Томас Карлейль - Французская революция, Бастилия
Левых называют также партией герцога Орлеанского, а иногда - в насмешку - Пале-Руаяль. При этом все так перепутано, все кажется таким призрачным и реальным одновременно, что "сомнительно, - говорит Мирабо, - чтобы герцог Орлеанский принадлежал к Орлеанской партии". Известно и видно только, что луноподобное лицо герцога действительно сияет именно в левой части зала. Здесь же сидит одетый в зеленое Робеспьер, решительно, но пока безрезультатно бросающий свой небольшой вес на чашу весов. Тонкий, сухой пуританин и догматик, он покончит с формулами, хотя вся его жизнь, все поступки и само его существо опутаны формулами, пусть и иного сорта. "Народ, - таковой, по Робеспьеру, надлежит быть королевской процедуре представления законов, - народ, вот Закон, который я сложил для тебя; принимаешь ли ты его?" Ответом на это является неудержимый смех справа, из центра и слева. Но проницательные люди считают, что Зеленый может волей случая пойти далеко. "Этот человек, - замечает Мирабо, -кое-что сделает: он верит каждому слову, которое произносит".
Аббат Сиейес занят исключительно разработкой конституции; к несчастью, его коллеги оказываются менее покладистыми, чем им следовало бы быть с человеком, достигшим совершенства в науке политики. Мужайся, Сиейес, не взирая ни на что! Каких-нибудь двадцать месяцев героического труда, нападок глупцов - и конституция будет создана; с ликованием будет положен ее последний камень, лучше сказать, последний лист бумаги, ибо вся она бумага; и ты свершил все, что могли потребовать земля и небо, все, что ты мог. Приметьте также и трио, памятное по нескольким причинам, памятное уже потому, что их история запечатлена в эпиграмме, гласящей: "Что бы ни попало в руки этим троим, Дюпор обдумает, Барнав выскажет, Ламет сделает".
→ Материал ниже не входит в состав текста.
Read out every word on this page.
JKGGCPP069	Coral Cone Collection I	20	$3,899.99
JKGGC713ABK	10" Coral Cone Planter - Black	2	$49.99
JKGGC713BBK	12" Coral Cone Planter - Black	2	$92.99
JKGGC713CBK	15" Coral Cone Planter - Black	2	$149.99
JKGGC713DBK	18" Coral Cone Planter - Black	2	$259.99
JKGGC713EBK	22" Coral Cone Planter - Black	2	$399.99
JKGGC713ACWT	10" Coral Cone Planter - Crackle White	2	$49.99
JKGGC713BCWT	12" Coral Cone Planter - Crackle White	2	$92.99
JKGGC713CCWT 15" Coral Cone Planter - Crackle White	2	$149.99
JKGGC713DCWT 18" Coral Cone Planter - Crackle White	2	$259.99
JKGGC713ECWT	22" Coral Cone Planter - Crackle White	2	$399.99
А царственный Мирабо? Выделяющийся среди всех партий, вознесенный над всеми ними и стоящий вне всех их, он поднимается все выше и выше. Как говорится, у него наметанный глаз, он - это реальность, тогда как другие это формулы, имеющие очки. В преходящем он обнаруживает вечное, находит твердое основание даже среди бумажной бездны. Его слава распространилась по всем землям и порадовала перед смертью сердце самого раздражительного старого. Друга Людей. Даже ямщики на постоялых дворах слышали о Мирабо: когда нетерпеливый путешественник жалуется, что упряжка негодна, ямщик отвечает: "Да, сударь, пристяжные слабоваты, но Мирабо (Mirabeau - коренник) у меня, сами видите, прекрасный" (mais mon mirabeau est excellent).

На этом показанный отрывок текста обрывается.